Glazier was inspired by recent trips he took to the Nazi death camps in Poland, and to New York’s Ellis Island.
“We should look upon ourselves as a privileged lot who should utilize this blessing to the fullest,” he says.
“We are left with the legacy of living lives that can bring Judaism to greater fruition. We have an opportunity to bring greater vitality to our people. We’re left with this precious opportunity, and we should not fancifully throw it away.”
“We have been blessed for so long that we’re not aware of how unique the American experience has been for Jews. We must recognize this blessing and not let it be lost from our grasp,” Glazier says.
Rabbi Vernon Kurtz, of North Suburban Synagogue Beth El, a Conservative congregation in Highland Park, Ill., a suburb north of Chicago, will also be discussing personal responsibility.
Motivated by a recent vacation to the Canadian Rockies, where he gazed upon seemingly immutable glaciers hundreds of thousands of years old, Kurtz plans to talk about the constant change of the world and the part that individuals play in that dynamic.

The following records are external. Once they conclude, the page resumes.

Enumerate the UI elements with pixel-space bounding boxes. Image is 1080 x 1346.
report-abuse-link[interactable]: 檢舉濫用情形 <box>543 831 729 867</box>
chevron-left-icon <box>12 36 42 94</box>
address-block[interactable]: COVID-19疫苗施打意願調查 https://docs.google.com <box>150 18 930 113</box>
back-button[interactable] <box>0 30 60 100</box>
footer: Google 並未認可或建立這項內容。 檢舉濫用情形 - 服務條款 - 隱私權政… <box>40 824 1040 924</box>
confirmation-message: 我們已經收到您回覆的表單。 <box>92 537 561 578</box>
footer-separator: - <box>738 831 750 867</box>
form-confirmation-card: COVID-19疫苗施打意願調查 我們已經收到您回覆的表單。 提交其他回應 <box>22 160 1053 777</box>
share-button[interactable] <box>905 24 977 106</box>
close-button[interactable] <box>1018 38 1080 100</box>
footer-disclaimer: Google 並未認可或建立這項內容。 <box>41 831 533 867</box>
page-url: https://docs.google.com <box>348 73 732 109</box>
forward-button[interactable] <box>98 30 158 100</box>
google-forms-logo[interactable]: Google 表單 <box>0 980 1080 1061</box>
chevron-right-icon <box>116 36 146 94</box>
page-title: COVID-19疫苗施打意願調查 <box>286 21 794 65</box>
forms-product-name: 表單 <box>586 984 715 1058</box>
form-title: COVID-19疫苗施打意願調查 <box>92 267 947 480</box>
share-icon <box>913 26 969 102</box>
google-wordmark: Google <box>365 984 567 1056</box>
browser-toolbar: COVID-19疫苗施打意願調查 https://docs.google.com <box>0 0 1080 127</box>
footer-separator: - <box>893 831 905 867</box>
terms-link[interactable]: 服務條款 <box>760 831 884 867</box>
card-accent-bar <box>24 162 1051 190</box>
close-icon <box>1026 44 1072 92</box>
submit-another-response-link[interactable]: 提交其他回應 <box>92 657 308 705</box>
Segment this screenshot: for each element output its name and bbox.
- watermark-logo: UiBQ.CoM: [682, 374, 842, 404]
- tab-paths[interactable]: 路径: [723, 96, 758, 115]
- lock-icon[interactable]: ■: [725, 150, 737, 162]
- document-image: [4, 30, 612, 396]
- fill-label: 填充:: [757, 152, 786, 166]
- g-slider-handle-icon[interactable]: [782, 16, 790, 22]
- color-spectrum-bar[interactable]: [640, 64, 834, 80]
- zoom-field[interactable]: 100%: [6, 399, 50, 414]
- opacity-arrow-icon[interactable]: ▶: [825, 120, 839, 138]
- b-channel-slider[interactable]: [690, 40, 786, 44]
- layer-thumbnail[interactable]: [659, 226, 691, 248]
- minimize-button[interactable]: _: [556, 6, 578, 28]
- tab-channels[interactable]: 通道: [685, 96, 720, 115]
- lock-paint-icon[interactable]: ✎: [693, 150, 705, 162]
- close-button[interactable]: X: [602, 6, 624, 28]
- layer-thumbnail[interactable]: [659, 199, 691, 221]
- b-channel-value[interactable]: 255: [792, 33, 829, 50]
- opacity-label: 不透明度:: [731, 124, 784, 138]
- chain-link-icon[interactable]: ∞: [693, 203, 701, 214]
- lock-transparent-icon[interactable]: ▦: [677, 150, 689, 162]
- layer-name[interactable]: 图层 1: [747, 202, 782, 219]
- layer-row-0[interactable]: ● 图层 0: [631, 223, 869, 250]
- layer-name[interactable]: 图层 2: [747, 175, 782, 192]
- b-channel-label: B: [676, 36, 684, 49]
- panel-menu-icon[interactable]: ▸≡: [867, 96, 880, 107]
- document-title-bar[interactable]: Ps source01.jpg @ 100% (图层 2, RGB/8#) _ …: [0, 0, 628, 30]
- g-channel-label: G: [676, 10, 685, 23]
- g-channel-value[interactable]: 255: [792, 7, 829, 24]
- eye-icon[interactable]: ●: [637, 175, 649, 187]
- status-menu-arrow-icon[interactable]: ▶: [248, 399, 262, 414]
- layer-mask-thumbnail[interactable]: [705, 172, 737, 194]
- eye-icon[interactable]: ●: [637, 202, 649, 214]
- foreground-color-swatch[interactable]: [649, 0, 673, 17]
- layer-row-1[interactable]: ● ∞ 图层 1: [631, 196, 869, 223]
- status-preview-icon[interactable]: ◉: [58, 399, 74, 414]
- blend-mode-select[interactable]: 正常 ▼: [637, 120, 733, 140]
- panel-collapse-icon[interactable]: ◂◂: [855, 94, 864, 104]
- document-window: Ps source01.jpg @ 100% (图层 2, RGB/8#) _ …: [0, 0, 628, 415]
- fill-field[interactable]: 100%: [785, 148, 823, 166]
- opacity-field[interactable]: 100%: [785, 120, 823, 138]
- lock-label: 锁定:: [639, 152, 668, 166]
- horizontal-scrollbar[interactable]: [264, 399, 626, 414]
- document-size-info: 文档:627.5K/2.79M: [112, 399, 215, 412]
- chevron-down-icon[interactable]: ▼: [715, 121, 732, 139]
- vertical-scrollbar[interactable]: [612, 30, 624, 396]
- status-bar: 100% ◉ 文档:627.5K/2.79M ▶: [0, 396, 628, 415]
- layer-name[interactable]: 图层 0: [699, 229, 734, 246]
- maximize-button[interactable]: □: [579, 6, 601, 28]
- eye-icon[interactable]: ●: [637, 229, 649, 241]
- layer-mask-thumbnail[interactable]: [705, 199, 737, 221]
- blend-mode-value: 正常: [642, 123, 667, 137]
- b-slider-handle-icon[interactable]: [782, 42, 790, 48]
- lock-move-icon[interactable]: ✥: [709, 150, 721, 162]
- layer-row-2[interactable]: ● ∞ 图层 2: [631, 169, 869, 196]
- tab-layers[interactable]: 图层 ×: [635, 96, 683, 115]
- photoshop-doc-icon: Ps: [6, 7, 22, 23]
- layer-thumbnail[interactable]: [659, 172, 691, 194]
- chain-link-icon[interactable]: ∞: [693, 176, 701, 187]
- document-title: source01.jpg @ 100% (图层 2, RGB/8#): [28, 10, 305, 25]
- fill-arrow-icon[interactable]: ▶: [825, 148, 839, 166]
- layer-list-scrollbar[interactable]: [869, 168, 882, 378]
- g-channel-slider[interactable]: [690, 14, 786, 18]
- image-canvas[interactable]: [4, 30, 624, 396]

“Rosh Hashanah suggests that individuals with free choice and free will have enormous impact on the world. Having seen the glaciers I realize the little speck we are in human history, but we still have a need to make a difference – like the Righteous Gentiles, ordinary people who were everyday heroes,” he says, referring to non-Jews who helped save Jews during the Holocaust.
He plans to devote his Yom Kippur speeches to the concept of guilt, on both personal and national levels, he explains, and the “recognition that it can be used in a positive way to empower us.”
Bonnie Koppell, a Reconstructionist rabbi at a Conservative synagogue near Phoenix, Temple Beth Sholom in Mesa, Ariz., will talk about Jewish concepts of the after-life, “since Yom Kippur is about an encounter with one’s own mortality.”
Judaism’s view of the afterlife is one of the subjects she is most frequently asked about, Koppell says, adding that she plans to have congregants talk about their own encounters with death.
For Rosh Hashanah, she will be giving a two-part series on incorporating spirituality into everyday life, which she calls “the major challenge of Judaism.”
Rabbi Sue Ann Wasserman, of the Brooklyn Heights Synagogue in New York, a Reform congregation, will talk about spirituality in the context of ritual.
Wasserman will devote at least one of her Rosh Hashanah talks to the significance of ritual in our lives as Jews and the importance of creating new rituals where traditions do not already exist.